A literatura infantil brasileira da década de 1920 aos anos de 1940 manteve o caráter utilitarista nas produções infantis do entre-séculos; e, na década de 1930, evidencia-se um certo antagonismo entre realismo e fantasia. Para Coelho (1991), tal antagonismo fora gerado em razão da difusão das novas conquistas da pedagogia, da psicologia, da sociologia, etc.; e, sobretudo, por meio das políticas e reformas educacionais realizadas nos estados brasileiros que impunham


[...] por um lado, a necessidade de se conhecer a Realidade de nosso país, de nosso governo, do caráter do brasileiro e de sua verdadeira natureza; por outro lado, o confronto entre o ensino leigo e ensino religioso. Tais divergências levam certos setores educacionais a se colocarem contra a Fantasia na Literatura Infantil e a exigirem, em seu lugar, a Verdade, o Realismo (COELHO, 1991, p. 242).
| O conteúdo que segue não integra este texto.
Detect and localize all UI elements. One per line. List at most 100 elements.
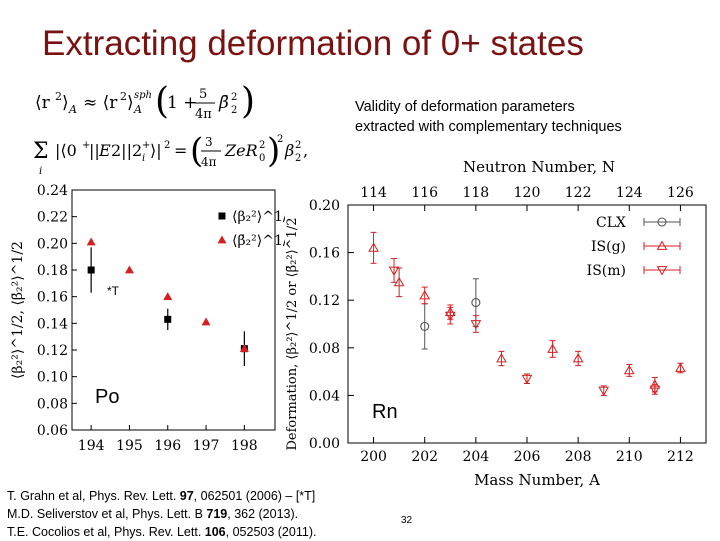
rn-legend: CLX IS(g) IS(m) xyxy=(587,215,681,279)
po-x-tick-label: 195 xyxy=(116,438,143,454)
svg-text:⟩: ⟩ xyxy=(127,93,134,113)
rn-data-point xyxy=(444,311,456,322)
rn-data-point xyxy=(623,364,635,375)
rn-y-tick-label: 0.00 xyxy=(309,436,340,452)
svg-text:⟩: ⟩ xyxy=(62,93,69,113)
svg-text:2: 2 xyxy=(55,90,62,103)
rn-x-tick-label: 206 xyxy=(514,449,541,465)
svg-text:2||2: 2||2 xyxy=(111,141,142,160)
po-x-tick-label: 196 xyxy=(154,438,181,454)
po-y-tick-label: 0.14 xyxy=(37,316,68,332)
svg-text:2: 2 xyxy=(295,153,301,164)
svg-text:3: 3 xyxy=(205,135,213,149)
rn-y-tick-label: 0.08 xyxy=(309,341,340,357)
reference-3: T.E. Cocolios et al, Phys. Rev. Lett. 10… xyxy=(7,525,317,539)
po-legend-label: ⟨β̄₂²⟩^1/2 xyxy=(232,233,285,249)
rn-chart-marks xyxy=(368,231,686,397)
svg-text:(: ( xyxy=(190,131,203,171)
po-legend-label: ⟨β₂²⟩^1/2 xyxy=(232,209,285,225)
rn-legend-label: IS(m) xyxy=(587,263,626,279)
svg-text:i: i xyxy=(39,166,42,177)
svg-text:4π: 4π xyxy=(195,107,212,122)
transition-strength-equation: Σ i |⟨0 + || E 2||2 + i ⟩| 2 = ( 3 4π Ze… xyxy=(33,128,313,185)
svg-text:Σ: Σ xyxy=(33,139,49,164)
svg-text:sph: sph xyxy=(134,90,152,101)
po-y-axis-label: ⟨β₂²⟩^1/2, ⟨β̄₂²⟩^1/2 xyxy=(10,241,26,379)
svg-text:2: 2 xyxy=(277,134,283,145)
rn-data-point xyxy=(368,242,379,252)
svg-text:β̄: β̄ xyxy=(218,93,229,113)
svg-text:2: 2 xyxy=(164,140,170,151)
svg-text:,: , xyxy=(303,141,308,160)
rn-label: Rn xyxy=(372,401,398,423)
rn-legend-label: IS(g) xyxy=(591,239,626,255)
po-chart-axes: 0.06 0.08 0.10 0.12 0.14 0.16 0.18 0.20 0.22 0.24… xyxy=(10,183,285,454)
svg-text:2: 2 xyxy=(120,90,127,103)
rn-x-tick-label: 204 xyxy=(462,449,489,465)
po-data-point xyxy=(163,292,173,301)
svg-text:): ) xyxy=(241,81,255,122)
svg-text:=: = xyxy=(174,141,187,160)
rn-x2-tick-label: 120 xyxy=(514,185,541,201)
rn-data-point xyxy=(388,266,400,276)
rn-legend-marker xyxy=(656,240,668,250)
po-data-point xyxy=(239,344,249,353)
svg-text:+: + xyxy=(142,140,150,151)
svg-text:2: 2 xyxy=(295,140,301,151)
rn-plot-frame xyxy=(347,204,707,444)
page-number: 32 xyxy=(401,515,413,526)
rn-data-point xyxy=(420,321,430,331)
po-y-tick-label: 0.18 xyxy=(37,263,68,279)
rn-x2-tick-label: 126 xyxy=(667,185,694,201)
po-chart-marks xyxy=(86,237,249,366)
rn-y-tick-label: 0.20 xyxy=(309,198,340,214)
validity-note-line-1: Validity of deformation parameters xyxy=(355,99,575,115)
radius-deformation-equation: ⟨r 2 ⟩ A ≈ ⟨r 2 ⟩ sph A ( 1 + 5 4π β̄ 2 … xyxy=(35,80,265,135)
po-x-tick-label: 194 xyxy=(78,438,105,454)
svg-text:+: + xyxy=(82,140,90,151)
rn-legend-marker xyxy=(656,266,668,276)
po-label: Po xyxy=(95,386,120,408)
rn-data-point xyxy=(393,276,405,287)
po-x-tick-label: 197 xyxy=(193,438,220,454)
rn-x-tick-label: 208 xyxy=(565,449,592,465)
rn-x-tick-label: 210 xyxy=(616,449,643,465)
svg-text:1 +: 1 + xyxy=(167,93,197,113)
po-x-tick-label: 198 xyxy=(231,438,258,454)
slide-title: Extracting deformation of 0+ states xyxy=(42,24,584,63)
svg-text:i: i xyxy=(142,153,145,164)
po-deformation-chart: 0.06 0.08 0.10 0.12 0.14 0.16 0.18 0.20 0.22 0.24… xyxy=(10,183,285,454)
svg-text:5: 5 xyxy=(199,87,207,102)
svg-text:|⟨0: |⟨0 xyxy=(55,141,77,160)
po-legend-marker xyxy=(218,212,226,220)
po-y-tick-label: 0.10 xyxy=(37,370,68,386)
rn-data-point xyxy=(496,353,507,363)
svg-text:A: A xyxy=(68,103,77,116)
po-data-point xyxy=(124,265,134,274)
rn-data-point xyxy=(471,298,481,308)
rn-y-tick-label: 0.12 xyxy=(309,293,340,309)
rn-x-tick-label: 202 xyxy=(411,449,438,465)
svg-text:0: 0 xyxy=(259,153,265,164)
validity-note-line-2: extracted with complementary techniques xyxy=(355,119,622,135)
rn-x2-tick-label: 116 xyxy=(411,185,438,201)
po-y-tick-label: 0.20 xyxy=(37,236,68,252)
rn-y-tick-label: 0.04 xyxy=(309,388,340,404)
svg-text:2: 2 xyxy=(231,92,237,103)
svg-text:⟨r: ⟨r xyxy=(35,93,51,113)
star-t-label: *T xyxy=(107,284,119,298)
svg-text:2: 2 xyxy=(231,105,237,116)
rn-data-point xyxy=(572,353,584,363)
rn-data-point xyxy=(547,343,558,353)
rn-y-axis-label: Deformation, ⟨β₂²⟩^1/2 or ⟨β̄₂²⟩^1/2 xyxy=(285,218,300,451)
rn-x2-tick-label: 122 xyxy=(565,185,592,201)
rn-deformation-chart: 0.00 0.04 0.08 0.12 0.16 0.20 200 202 204 206 208 2… xyxy=(285,158,707,489)
svg-text:ZeR: ZeR xyxy=(224,141,258,160)
po-y-tick-label: 0.24 xyxy=(37,183,68,199)
po-data-point xyxy=(201,317,211,326)
rn-legend-label: CLX xyxy=(596,215,626,231)
po-data-point xyxy=(87,266,95,274)
svg-text:2: 2 xyxy=(259,140,265,151)
rn-chart-axes: 0.00 0.04 0.08 0.12 0.16 0.20 200 202 204 206 208 2… xyxy=(285,158,707,489)
rn-x-axis-label: Mass Number, A xyxy=(474,471,600,489)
Desse modo, um dos aspectos em destaque de A festa das letras é a direção realista adotada pelos autores. Desde a linguagem à significação dos conteúdos, os autores desenvolvem as temáticas de uma forma precisa, objetiva, sem ofertar espaço para a imaginação do leitor. Conforme se pode observar no fragmento do poema referente à letra “D”:


Direito, Direito,

É o D que diz assim

Direito, Direito,

se gosta de mim.


Devagar com o Dente!

Não corra tanto, não!

Se mastiga mal

faz má Digestão!...

[...]


Dente sempre limpo,

Dente sempre são,

Dente forte, Dente duro,

Para boa mastigação! [...].


Para Marly Amarilha (1997), apesar de Cecília Meireles e Josué de Castro fazerem uso da rima e do refrão objetivando tornar o texto lúdico e de fácil memorização, isso não garante ao texto o status de produção literária. Considerando que enquanto é possível “brincar” com os “aspectos formais” da escrita, o mesmo não se realiza com o seu “conteúdo”, posto que: “A significação do texto está limitada pela mensagem de ‘saúde’ que deve ser veiculada”. Ou seja, Cecília e Josué organizam o poema de maneira a “[...] transmitir uma informação precisa. Embora o resultado seja agradável, esse texto não é literatura” (AMARILHA, 2001, p. 47, grifo nosso).

Na obra de Cecília Meireles e Josué de Castro - mesmo os autores fazendo uso de recursos estilísticos que tornam a escrita prazerosa: rimas, imagens, diminutivos, aliterações e onomatopéias - destacam-se claramente as intenções dos autores de alfabetizar, higienizar, sanitarizar, formar hábitos alimentares saudáveis e inserir o leitor nos princípios da civilidade. Ou seja, a ordem seguida pelos autores para construção do livro dar-se através da parceria medicina – literatura - educação.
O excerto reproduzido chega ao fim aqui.